On this publish discover ways to deploy a standalone root Certificates Authority (CA) on a Home windows Server 2025 machine that isn’t joined to Energetic Listing. Additionally discover ways to configure the online enrollment interface so purchasers can request certificates utilizing a browser.
A standalone root CA is helpful when:
- You solely want certificates trusted by a restricted set of machines.
- You don’t wish to acquire certificates from a industrial supplier.
- You’re making ready an offline root CA state of affairs (coated individually).
Set up Energetic Listing Certificates Companies (Standalone Root CA)
1. Open Server Supervisor.
2. Choose Handle then Add Roles and Options.
3. Select Function-based or feature-based set up.
4. Choose the native server.
5. Verify Energetic Listing Certificates Companies.
6. Click on Add Options when prompted.
7. Click on Subsequent by way of the wizard till the **Function Companies** web page.
8. Choose Certification Authority solely.
9. Click on Set up and look ahead to completion.
Configure the Certification Authority
1. In Server Supervisor, click on the notification flag.
2. Choose Configure Energetic Listing Certificates Companies.
3. Enter credentials.
4. On Function Companies, guarantee Certification Authority is chosen.
5. For Setup Sort, choose Standalone CA.
6. Select Root CA on the CA Sort web page.
7. Choose Create a brand new personal key.
8. Improve the important thing size to 4096 and settle for the opposite defaults.
9. Settle for the default CA identify (or customise if desired).
10. Maintain the default certificates validity interval (5 years).
11. Settle for the default database areas.
12. Verify the configuration and permit it to finish.
13. Open the Certification Authority console from Instruments to confirm the CA was created.
Create an SSL Certificates for Net Enrollment
The CA certificates itself doesn’t embrace topic various names (SANs), so that you want a separate SSL certificates for the web site in any other case internet enrollment will throw errors.
1. Open PowerShell and change to the foundation listing.
2. Create and enter a temp folder.
3. Use Notepad to create servercert.inf with particulars similar to:
[Version]
Signature="$Home windows NT$"[NewRequest]
Topic="CN=ws25-sa-ca"
KeyLength=2048
KeySpec=1
KeyUsage=0xA0
MachineKeySet=TRUE
ProviderName="Microsoft RSA SChannel Cryptographic Supplier"
RequestType=PKCS10
FriendlyName="IIS Server Cert"[EnhancedKeyUsageExtension]

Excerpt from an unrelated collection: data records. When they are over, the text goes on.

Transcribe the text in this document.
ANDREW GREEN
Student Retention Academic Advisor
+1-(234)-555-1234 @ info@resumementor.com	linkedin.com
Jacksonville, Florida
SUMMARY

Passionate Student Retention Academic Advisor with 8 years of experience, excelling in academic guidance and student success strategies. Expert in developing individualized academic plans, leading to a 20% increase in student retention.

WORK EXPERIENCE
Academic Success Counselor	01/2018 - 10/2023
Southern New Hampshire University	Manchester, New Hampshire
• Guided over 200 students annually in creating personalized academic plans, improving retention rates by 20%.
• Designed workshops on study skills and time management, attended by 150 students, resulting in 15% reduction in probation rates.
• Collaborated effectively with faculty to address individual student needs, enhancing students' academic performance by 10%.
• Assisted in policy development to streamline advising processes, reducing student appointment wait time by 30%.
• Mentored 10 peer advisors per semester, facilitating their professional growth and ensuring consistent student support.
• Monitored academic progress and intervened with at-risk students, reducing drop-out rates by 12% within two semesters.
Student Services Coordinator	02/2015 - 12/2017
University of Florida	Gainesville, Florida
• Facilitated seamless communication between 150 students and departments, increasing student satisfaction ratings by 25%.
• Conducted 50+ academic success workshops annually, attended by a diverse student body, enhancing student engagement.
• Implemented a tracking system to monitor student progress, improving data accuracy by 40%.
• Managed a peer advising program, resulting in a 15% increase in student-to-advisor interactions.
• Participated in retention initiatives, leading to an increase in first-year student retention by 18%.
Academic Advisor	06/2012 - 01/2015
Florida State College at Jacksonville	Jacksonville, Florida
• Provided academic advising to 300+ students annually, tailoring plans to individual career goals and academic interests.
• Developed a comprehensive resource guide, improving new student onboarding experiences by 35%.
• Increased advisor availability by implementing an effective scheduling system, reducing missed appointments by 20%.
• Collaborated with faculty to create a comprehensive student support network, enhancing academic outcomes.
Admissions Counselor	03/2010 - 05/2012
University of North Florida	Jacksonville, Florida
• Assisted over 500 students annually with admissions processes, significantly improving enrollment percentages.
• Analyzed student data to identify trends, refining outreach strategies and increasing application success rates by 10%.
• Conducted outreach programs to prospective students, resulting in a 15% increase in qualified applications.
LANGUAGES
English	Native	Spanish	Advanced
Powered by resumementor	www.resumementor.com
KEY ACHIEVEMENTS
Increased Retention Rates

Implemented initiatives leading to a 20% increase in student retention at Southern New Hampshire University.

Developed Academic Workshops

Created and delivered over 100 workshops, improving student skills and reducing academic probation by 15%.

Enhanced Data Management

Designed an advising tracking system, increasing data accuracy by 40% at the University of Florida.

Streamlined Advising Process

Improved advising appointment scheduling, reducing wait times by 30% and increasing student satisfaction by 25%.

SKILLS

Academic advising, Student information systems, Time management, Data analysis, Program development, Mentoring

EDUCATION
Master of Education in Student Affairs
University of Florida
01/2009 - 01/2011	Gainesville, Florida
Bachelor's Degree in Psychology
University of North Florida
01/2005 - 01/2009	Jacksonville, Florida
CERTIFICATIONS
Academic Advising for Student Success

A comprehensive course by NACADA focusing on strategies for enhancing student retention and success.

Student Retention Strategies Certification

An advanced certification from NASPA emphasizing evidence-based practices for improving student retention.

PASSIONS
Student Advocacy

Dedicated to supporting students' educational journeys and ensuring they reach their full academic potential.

OID=1.3.6.1.5.5.7.3.1 ; Server Authentication[Extensions]
2.5.29.17 = "{textual content}"
_continue_ = "dns=ws25-sa-ca"
; Add extra if wanted, e.g., _continue_ = "& " for added DNS names
4. Save the file.
5. Run certreq -new specifying the INF file and output a .req file.
certreq -new C:tempservercert.inf C:tempservercert.req
6. Submit the request:
* Run `certreq -submit` with the request file.
certreq -submit -attrib "CertificateTemplate:WebServer" C:tempservercert.req C:tempservercert.cer
* Choose the standalone CA when prompted.
* The request will present as **Pending**.
7. Open the Certification Authority console.
8. Below Pending Requests, right-click the request and choose All Duties → Concern.
9. Retrieve the certificates:
* Use `certreq -retrieve` with the request ID and output a `.cer` file.
certreq -retrieve 2 C:tempservercert_issued.cer
10. Set up the issued certificates with `certreq -accept` or by double-clicking.
certreq -accept C:tempservercert_issued.cer
Set up the Net Enrollment Function
1. Open Add Roles and Options once more in Server Supervisor.
2. Click on Subsequent till the Server Roles web page.
3. Broaden Energetic Listing Certificates Companies.
4. Choose Certification Authority Net Enrollment.
5. Click on Subsequent and proceed. This additionally installs IIS robotically.
6. When completed, click on Shut.
7. Run Configure Energetic Listing Certificates Companies once more.
8. Choose Certification Authority Net Enrollment and click on Configure.
Bind the SSL Certificates in IIS
1. Open IIS Supervisor.
2. Choose Default Net Web site.
3. Within the Actions pane, select Bindings.
4. Click on Add.
5. Set Sort to https.
6. Enter the server’s hostname.
7. Choose the SSL certificates you issued earlier (e.g., `IIS serviceert`).
8. Click on OK and shut IIS Supervisor.
Entry the Net Enrollment Web page
1. Open a browser.
2. Navigate to:
`https://
Instance:
`https://WS25-SA-CA/certsrv`
3. The Certificates Enrollment internet interface ought to now load securely.